Personal information
- Full name: Colin Clish
- Date of birth: 14 January 1944 (age 81)
- Place of birth: Hetton-le-Hole, County Durham, England
- Position: Left back

Youth career
- Newcastle United

Senior career*
- Years: Team / Apps / (Gls)
- 1961–1963: Newcastle United / 20 / (0)
- 1963–1968: Rotherham United / 128 / (4)
- 1968–1971: Doncaster Rovers / 100 / (4)
- 1971–197?: Gainsborough Trinity

= Colin Clish =

English footballer

Colin Clish (born 14 January 1944) is a former footballer who played as a left back for Newcastle United, Rotherham United and Doncaster Rovers.

As well as playing football, Clish was a cricketer, playing as a batsman for Durham Colts and Durham County Juniors in 1961 and 1962.

Before his senior career, he played for Chester-le-Street Schools and Durham County Schools under 15s in 1957–59 alongside Alan Suddick and Norman Hunter.

==Senior club career==
===Newcastle United===
He started his football career playing for Newcastle United in the English Second Division, his debut was at left back in a 2–2 draw at Sheffield United in the League Cup on 2 October 1961.
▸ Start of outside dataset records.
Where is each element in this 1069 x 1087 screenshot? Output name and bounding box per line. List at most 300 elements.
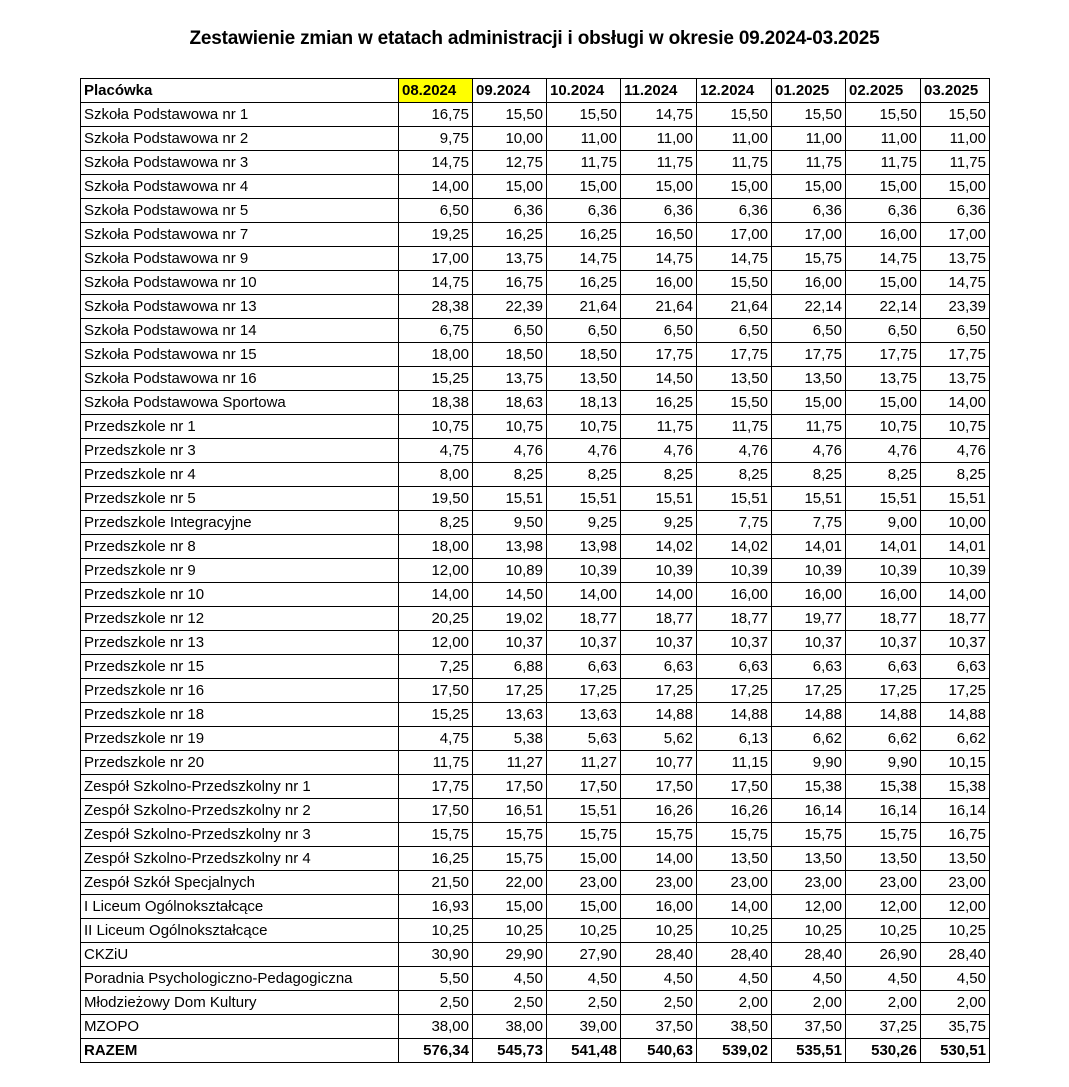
staffing-value-cell: 39,00 xyxy=(547,1015,621,1039)
staffing-value-cell: 11,00 xyxy=(772,127,846,151)
facility-name-cell: Szkoła Podstawowa nr 1 xyxy=(81,103,399,127)
staffing-value-cell: 6,88 xyxy=(473,655,547,679)
staffing-value-cell: 2,00 xyxy=(921,991,990,1015)
staffing-value-cell: 17,25 xyxy=(547,679,621,703)
staffing-value-cell: 15,51 xyxy=(621,487,697,511)
table-row xyxy=(81,415,990,439)
staffing-value-cell: 10,39 xyxy=(846,559,921,583)
staffing-value-cell: 14,00 xyxy=(621,847,697,871)
staffing-value-cell: 6,63 xyxy=(621,655,697,679)
staffing-value-cell: 17,75 xyxy=(846,343,921,367)
staffing-value-cell: 8,25 xyxy=(547,463,621,487)
staffing-value-cell: 14,88 xyxy=(846,703,921,727)
page-title: Zestawienie zmian w etatach administracji i obsługi w okresie 09.2024-03.2025 xyxy=(189,28,880,49)
staffing-value-cell: 15,50 xyxy=(473,103,547,127)
staffing-value-cell: 6,62 xyxy=(772,727,846,751)
staffing-value-cell: 17,50 xyxy=(697,775,772,799)
staffing-value-cell: 16,50 xyxy=(621,223,697,247)
facility-name-cell: II Liceum Ogólnokształcące xyxy=(81,919,399,943)
staffing-value-cell: 10,75 xyxy=(547,415,621,439)
staffing-value-cell: 22,39 xyxy=(473,295,547,319)
table-row xyxy=(81,751,990,775)
staffing-value-cell: 13,75 xyxy=(473,247,547,271)
staffing-value-cell: 23,00 xyxy=(697,871,772,895)
staffing-value-cell: 6,50 xyxy=(772,319,846,343)
staffing-value-cell: 11,75 xyxy=(547,151,621,175)
staffing-value-cell: 15,75 xyxy=(547,823,621,847)
staffing-value-cell: 11,75 xyxy=(697,151,772,175)
facility-name-cell: Zespół Szkół Specjalnych xyxy=(81,871,399,895)
table-row xyxy=(81,871,990,895)
staffing-value-cell: 16,00 xyxy=(697,583,772,607)
staffing-value-cell: 10,37 xyxy=(473,631,547,655)
staffing-value-cell: 13,75 xyxy=(846,367,921,391)
table-row xyxy=(81,607,990,631)
facility-name-cell: Zespół Szkolno-Przedszkolny nr 3 xyxy=(81,823,399,847)
facility-name-cell: Szkoła Podstawowa nr 5 xyxy=(81,199,399,223)
staffing-value-cell: 16,25 xyxy=(547,223,621,247)
column-header-month: 02.2025 xyxy=(846,79,921,103)
staffing-value-cell: 15,00 xyxy=(772,175,846,199)
staffing-value-cell: 8,25 xyxy=(772,463,846,487)
staffing-value-cell: 11,75 xyxy=(846,151,921,175)
staffing-value-cell: 11,75 xyxy=(772,151,846,175)
staffing-value-cell: 15,51 xyxy=(921,487,990,511)
staffing-value-cell: 16,00 xyxy=(772,583,846,607)
staffing-value-cell: 15,75 xyxy=(399,823,473,847)
staffing-value-cell: 4,50 xyxy=(547,967,621,991)
staffing-value-cell: 14,00 xyxy=(399,583,473,607)
staffing-value-cell: 37,50 xyxy=(621,1015,697,1039)
staffing-value-cell: 4,50 xyxy=(921,967,990,991)
staffing-value-cell: 11,15 xyxy=(697,751,772,775)
staffing-value-cell: 22,14 xyxy=(772,295,846,319)
staffing-value-cell: 16,25 xyxy=(399,847,473,871)
facility-name-cell: Przedszkole nr 15 xyxy=(81,655,399,679)
staffing-value-cell: 10,37 xyxy=(547,631,621,655)
staffing-value-cell: 17,00 xyxy=(399,247,473,271)
staffing-value-cell: 15,51 xyxy=(772,487,846,511)
staffing-value-cell: 16,00 xyxy=(621,271,697,295)
table-row xyxy=(81,247,990,271)
facility-name-cell: Przedszkole nr 13 xyxy=(81,631,399,655)
staffing-value-cell: 11,00 xyxy=(846,127,921,151)
staffing-value-cell: 15,00 xyxy=(547,895,621,919)
staffing-value-cell: 20,25 xyxy=(399,607,473,631)
staffing-value-cell: 23,00 xyxy=(846,871,921,895)
staffing-value-cell: 23,00 xyxy=(921,871,990,895)
staffing-value-cell: 6,62 xyxy=(921,727,990,751)
staffing-value-cell: 28,40 xyxy=(921,943,990,967)
column-header-month: 10.2024 xyxy=(547,79,621,103)
staffing-value-cell: 12,00 xyxy=(772,895,846,919)
facility-name-cell: Zespół Szkolno-Przedszkolny nr 4 xyxy=(81,847,399,871)
facility-name-cell: Przedszkole nr 9 xyxy=(81,559,399,583)
staffing-value-cell: 13,50 xyxy=(846,847,921,871)
staffing-value-cell: 2,50 xyxy=(621,991,697,1015)
staffing-value-cell: 14,75 xyxy=(921,271,990,295)
staffing-value-cell: 13,50 xyxy=(921,847,990,871)
staffing-value-cell: 17,50 xyxy=(399,799,473,823)
staffing-value-cell: 6,63 xyxy=(697,655,772,679)
staffing-value-cell: 14,50 xyxy=(621,367,697,391)
column-header-month: 12.2024 xyxy=(697,79,772,103)
table-row xyxy=(81,319,990,343)
staffing-value-cell: 10,37 xyxy=(697,631,772,655)
staffing-value-cell: 28,40 xyxy=(621,943,697,967)
facility-name-cell: Młodzieżowy Dom Kultury xyxy=(81,991,399,1015)
staffing-value-cell: 13,75 xyxy=(921,247,990,271)
staffing-value-cell: 29,90 xyxy=(473,943,547,967)
staffing-value-cell: 35,75 xyxy=(921,1015,990,1039)
staffing-value-cell: 15,50 xyxy=(697,391,772,415)
total-label-cell: RAZEM xyxy=(81,1039,399,1063)
staffing-value-cell: 6,36 xyxy=(621,199,697,223)
staffing-value-cell: 6,63 xyxy=(846,655,921,679)
staffing-value-cell: 16,25 xyxy=(621,391,697,415)
staffing-value-cell: 15,00 xyxy=(846,175,921,199)
staffing-value-cell: 18,77 xyxy=(697,607,772,631)
staffing-value-cell: 19,77 xyxy=(772,607,846,631)
facility-name-cell: Przedszkole nr 10 xyxy=(81,583,399,607)
staffing-value-cell: 17,75 xyxy=(772,343,846,367)
staffing-value-cell: 15,75 xyxy=(473,847,547,871)
staffing-value-cell: 15,38 xyxy=(772,775,846,799)
staffing-value-cell: 6,63 xyxy=(772,655,846,679)
staffing-value-cell: 17,25 xyxy=(772,679,846,703)
staffing-value-cell: 14,00 xyxy=(621,583,697,607)
staffing-value-cell: 23,00 xyxy=(547,871,621,895)
staffing-value-cell: 6,63 xyxy=(547,655,621,679)
staffing-value-cell: 9,90 xyxy=(846,751,921,775)
staffing-value-cell: 10,39 xyxy=(697,559,772,583)
staffing-value-cell: 13,75 xyxy=(473,367,547,391)
staffing-value-cell: 10,75 xyxy=(921,415,990,439)
staffing-value-cell: 6,50 xyxy=(621,319,697,343)
facility-name-cell: Szkoła Podstawowa nr 10 xyxy=(81,271,399,295)
staffing-value-cell: 6,50 xyxy=(697,319,772,343)
table-row xyxy=(81,367,990,391)
staffing-value-cell: 17,25 xyxy=(473,679,547,703)
staffing-value-cell: 10,00 xyxy=(921,511,990,535)
staffing-value-cell: 10,25 xyxy=(399,919,473,943)
staffing-value-cell: 17,00 xyxy=(697,223,772,247)
facility-name-cell: Szkoła Podstawowa nr 3 xyxy=(81,151,399,175)
staffing-value-cell: 9,25 xyxy=(547,511,621,535)
staffing-value-cell: 16,14 xyxy=(846,799,921,823)
facility-name-cell: Przedszkole nr 5 xyxy=(81,487,399,511)
staffing-value-cell: 8,25 xyxy=(921,463,990,487)
facility-name-cell: Przedszkole nr 12 xyxy=(81,607,399,631)
table-row xyxy=(81,991,990,1015)
staffing-value-cell: 18,77 xyxy=(846,607,921,631)
table-row xyxy=(81,343,990,367)
staffing-value-cell: 10,37 xyxy=(772,631,846,655)
staffing-value-cell: 4,76 xyxy=(473,439,547,463)
staffing-value-cell: 6,50 xyxy=(547,319,621,343)
table-row xyxy=(81,511,990,535)
total-value-cell: 530,26 xyxy=(846,1039,921,1063)
staffing-value-cell: 4,76 xyxy=(547,439,621,463)
staffing-value-cell: 17,25 xyxy=(697,679,772,703)
facility-name-cell: Przedszkole nr 3 xyxy=(81,439,399,463)
staffing-value-cell: 5,38 xyxy=(473,727,547,751)
staffing-value-cell: 2,00 xyxy=(846,991,921,1015)
staffing-value-cell: 14,01 xyxy=(921,535,990,559)
total-value-cell: 539,02 xyxy=(697,1039,772,1063)
staffing-value-cell: 15,00 xyxy=(846,271,921,295)
staffing-value-cell: 10,75 xyxy=(399,415,473,439)
table-row xyxy=(81,391,990,415)
staffing-value-cell: 16,25 xyxy=(473,223,547,247)
staffing-value-cell: 6,36 xyxy=(547,199,621,223)
facility-name-cell: CKZiU xyxy=(81,943,399,967)
staffing-value-cell: 6,36 xyxy=(473,199,547,223)
table-row xyxy=(81,439,990,463)
staffing-value-cell: 17,50 xyxy=(547,775,621,799)
facility-name-cell: Szkoła Podstawowa nr 15 xyxy=(81,343,399,367)
table-row xyxy=(81,679,990,703)
staffing-value-cell: 18,38 xyxy=(399,391,473,415)
staffing-value-cell: 15,38 xyxy=(921,775,990,799)
staffing-value-cell: 9,75 xyxy=(399,127,473,151)
staffing-value-cell: 11,75 xyxy=(921,151,990,175)
table-row xyxy=(81,703,990,727)
staffing-value-cell: 13,63 xyxy=(547,703,621,727)
staffing-value-cell: 14,75 xyxy=(399,151,473,175)
staffing-value-cell: 11,00 xyxy=(621,127,697,151)
staffing-value-cell: 14,00 xyxy=(921,391,990,415)
staffing-value-cell: 21,50 xyxy=(399,871,473,895)
staffing-value-cell: 14,00 xyxy=(921,583,990,607)
staffing-value-cell: 10,37 xyxy=(846,631,921,655)
facility-name-cell: Przedszkole nr 20 xyxy=(81,751,399,775)
table-row xyxy=(81,967,990,991)
facility-name-cell: MZOPO xyxy=(81,1015,399,1039)
staffing-value-cell: 2,50 xyxy=(473,991,547,1015)
staffing-value-cell: 10,25 xyxy=(473,919,547,943)
staffing-value-cell: 11,75 xyxy=(399,751,473,775)
staffing-value-cell: 14,75 xyxy=(621,103,697,127)
column-header-month: 11.2024 xyxy=(621,79,697,103)
total-value-cell: 530,51 xyxy=(921,1039,990,1063)
staffing-value-cell: 11,27 xyxy=(547,751,621,775)
staffing-value-cell: 11,27 xyxy=(473,751,547,775)
column-header-month: 01.2025 xyxy=(772,79,846,103)
facility-name-cell: I Liceum Ogólnokształcące xyxy=(81,895,399,919)
staffing-value-cell: 16,25 xyxy=(547,271,621,295)
staffing-value-cell: 8,00 xyxy=(399,463,473,487)
staffing-value-cell: 18,00 xyxy=(399,535,473,559)
staffing-value-cell: 4,76 xyxy=(697,439,772,463)
table-row xyxy=(81,847,990,871)
facility-name-cell: Przedszkole nr 1 xyxy=(81,415,399,439)
staffing-value-cell: 4,76 xyxy=(846,439,921,463)
staffing-value-cell: 14,75 xyxy=(621,247,697,271)
staffing-value-cell: 12,00 xyxy=(399,559,473,583)
staffing-value-cell: 14,88 xyxy=(697,703,772,727)
staffing-value-cell: 14,01 xyxy=(772,535,846,559)
staffing-value-cell: 5,62 xyxy=(621,727,697,751)
table-row xyxy=(81,223,990,247)
staffing-value-cell: 14,75 xyxy=(399,271,473,295)
facility-name-cell: Szkoła Podstawowa nr 9 xyxy=(81,247,399,271)
staffing-value-cell: 23,00 xyxy=(621,871,697,895)
staffing-value-cell: 17,75 xyxy=(921,343,990,367)
staffing-value-cell: 8,25 xyxy=(399,511,473,535)
table-row xyxy=(81,271,990,295)
staffing-value-cell: 15,25 xyxy=(399,367,473,391)
total-value-cell: 540,63 xyxy=(621,1039,697,1063)
staffing-value-cell: 37,25 xyxy=(846,1015,921,1039)
staffing-value-cell: 16,00 xyxy=(846,583,921,607)
staffing-value-cell: 22,14 xyxy=(846,295,921,319)
staffing-value-cell: 11,75 xyxy=(621,415,697,439)
total-value-cell: 541,48 xyxy=(547,1039,621,1063)
staffing-value-cell: 16,51 xyxy=(473,799,547,823)
staffing-value-cell: 14,02 xyxy=(621,535,697,559)
staffing-value-cell: 16,14 xyxy=(921,799,990,823)
staffing-value-cell: 4,50 xyxy=(473,967,547,991)
staffing-value-cell: 12,00 xyxy=(921,895,990,919)
staffing-value-cell: 38,00 xyxy=(399,1015,473,1039)
staffing-value-cell: 27,90 xyxy=(547,943,621,967)
staffing-value-cell: 10,25 xyxy=(621,919,697,943)
staffing-value-cell: 14,01 xyxy=(846,535,921,559)
staffing-value-cell: 17,00 xyxy=(772,223,846,247)
staffing-value-cell: 6,63 xyxy=(921,655,990,679)
staffing-value-cell: 15,00 xyxy=(473,895,547,919)
staffing-value-cell: 17,50 xyxy=(399,679,473,703)
staffing-value-cell: 15,75 xyxy=(621,823,697,847)
staffing-value-cell: 7,75 xyxy=(697,511,772,535)
staffing-value-cell: 4,50 xyxy=(697,967,772,991)
staffing-value-cell: 10,00 xyxy=(473,127,547,151)
facility-name-cell: Zespół Szkolno-Przedszkolny nr 1 xyxy=(81,775,399,799)
staffing-value-cell: 15,51 xyxy=(473,487,547,511)
staffing-value-cell: 14,00 xyxy=(547,583,621,607)
staffing-value-cell: 15,00 xyxy=(846,391,921,415)
staffing-value-cell: 26,90 xyxy=(846,943,921,967)
staffing-value-cell: 11,75 xyxy=(621,151,697,175)
facility-name-cell: Przedszkole nr 18 xyxy=(81,703,399,727)
staffing-value-cell: 14,88 xyxy=(772,703,846,727)
staffing-value-cell: 4,50 xyxy=(621,967,697,991)
staffing-value-cell: 12,00 xyxy=(399,631,473,655)
staffing-value-cell: 15,75 xyxy=(473,823,547,847)
staffing-value-cell: 2,50 xyxy=(547,991,621,1015)
staffing-value-cell: 11,00 xyxy=(697,127,772,151)
staffing-value-cell: 4,76 xyxy=(772,439,846,463)
table-row xyxy=(81,799,990,823)
staffing-value-cell: 8,25 xyxy=(621,463,697,487)
staffing-value-cell: 10,39 xyxy=(921,559,990,583)
column-header-month: 08.2024 xyxy=(399,79,473,103)
table-header-row xyxy=(81,79,990,103)
staffing-value-cell: 38,50 xyxy=(697,1015,772,1039)
staffing-value-cell: 15,00 xyxy=(772,391,846,415)
staffing-value-cell: 10,25 xyxy=(846,919,921,943)
staffing-value-cell: 11,75 xyxy=(697,415,772,439)
staffing-value-cell: 18,77 xyxy=(921,607,990,631)
staffing-value-cell: 18,77 xyxy=(621,607,697,631)
staffing-value-cell: 15,50 xyxy=(921,103,990,127)
staffing-value-cell: 14,50 xyxy=(473,583,547,607)
staffing-value-cell: 15,00 xyxy=(921,175,990,199)
table-row xyxy=(81,823,990,847)
staffing-value-cell: 22,00 xyxy=(473,871,547,895)
staffing-value-cell: 17,00 xyxy=(921,223,990,247)
staffing-value-cell: 16,93 xyxy=(399,895,473,919)
staffing-value-cell: 10,75 xyxy=(846,415,921,439)
facility-name-cell: Przedszkole Integracyjne xyxy=(81,511,399,535)
table-row xyxy=(81,463,990,487)
staffing-value-cell: 9,00 xyxy=(846,511,921,535)
staffing-value-cell: 12,75 xyxy=(473,151,547,175)
staffing-value-cell: 10,89 xyxy=(473,559,547,583)
staffing-value-cell: 15,00 xyxy=(547,175,621,199)
staffing-value-cell: 14,88 xyxy=(621,703,697,727)
staffing-value-cell: 15,50 xyxy=(697,103,772,127)
staffing-value-cell: 15,50 xyxy=(846,103,921,127)
total-row xyxy=(81,1039,990,1063)
staffing-value-cell: 6,50 xyxy=(921,319,990,343)
staffing-value-cell: 15,51 xyxy=(697,487,772,511)
staffing-value-cell: 15,00 xyxy=(473,175,547,199)
facility-name-cell: Przedszkole nr 19 xyxy=(81,727,399,751)
staffing-value-cell: 18,00 xyxy=(399,343,473,367)
staffing-value-cell: 5,50 xyxy=(399,967,473,991)
table-row xyxy=(81,295,990,319)
staffing-value-cell: 19,02 xyxy=(473,607,547,631)
staffing-value-cell: 4,75 xyxy=(399,727,473,751)
table-row xyxy=(81,919,990,943)
staffing-value-cell: 10,39 xyxy=(621,559,697,583)
facility-name-cell: Szkoła Podstawowa nr 4 xyxy=(81,175,399,199)
staffing-value-cell: 17,25 xyxy=(921,679,990,703)
table-row xyxy=(81,943,990,967)
facility-name-cell: Szkoła Podstawowa nr 2 xyxy=(81,127,399,151)
staffing-value-cell: 9,50 xyxy=(473,511,547,535)
staffing-value-cell: 15,00 xyxy=(621,175,697,199)
staffing-value-cell: 15,51 xyxy=(547,487,621,511)
staffing-value-cell: 6,36 xyxy=(846,199,921,223)
staffing-value-cell: 13,50 xyxy=(697,367,772,391)
staffing-value-cell: 16,26 xyxy=(621,799,697,823)
staffing-value-cell: 2,50 xyxy=(399,991,473,1015)
table-row xyxy=(81,175,990,199)
staffing-value-cell: 17,50 xyxy=(621,775,697,799)
staffing-value-cell: 11,00 xyxy=(547,127,621,151)
staffing-value-cell: 15,25 xyxy=(399,703,473,727)
staffing-value-cell: 2,00 xyxy=(772,991,846,1015)
table-row xyxy=(81,727,990,751)
staffing-value-cell: 16,00 xyxy=(621,895,697,919)
staffing-value-cell: 4,50 xyxy=(772,967,846,991)
staffing-value-cell: 16,26 xyxy=(697,799,772,823)
staffing-value-cell: 23,39 xyxy=(921,295,990,319)
staffing-value-cell: 28,40 xyxy=(772,943,846,967)
staffing-value-cell: 16,75 xyxy=(921,823,990,847)
staffing-value-cell: 17,25 xyxy=(846,679,921,703)
staffing-value-cell: 10,25 xyxy=(921,919,990,943)
facility-name-cell: Szkoła Podstawowa nr 7 xyxy=(81,223,399,247)
staffing-value-cell: 28,40 xyxy=(697,943,772,967)
total-value-cell: 535,51 xyxy=(772,1039,846,1063)
table-row xyxy=(81,559,990,583)
staffing-value-cell: 14,02 xyxy=(697,535,772,559)
staffing-value-cell: 9,90 xyxy=(772,751,846,775)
Clish captained the club's Youth Cup winning team in 1962. During his time at the club he played in 23 League and Cup matches.

===Rotherham United===
Clish signed for fellow 2nd Division side Rotherham United in December 1963, for £5,000.

===Doncaster Rovers===
As part of a deal including several players swapping teams, he moved to English Division 4 club Doncaster Rovers in February 1968. His debut was in a 2–0 home victory against Brentford on 10 February 1968. In that April he scored both goals in a 2–2 draw with Bradford City.

The following year he played a significant part in Doncaster's title winning season as they gained promotion to Division 3. In August 1969 he broke his leg in a game at Shrewsbury Town which put him out till that December. He was never quite the same player after this.

After a total of 111 League and Cup appearances, and 4 goals, Doncaster released Clish at the end of the 1971–72 season, with him going on to play for Gainsborough Trinity for a while.

==Honours==
Newcastle United
- FA Youth Cup winner 1962
Doncaster Rovers
- English Division 4 winner 1968–69

==Personal life==
Following football, Clish worked for British Transport Police being based at Doncaster Station, retiring in 2003.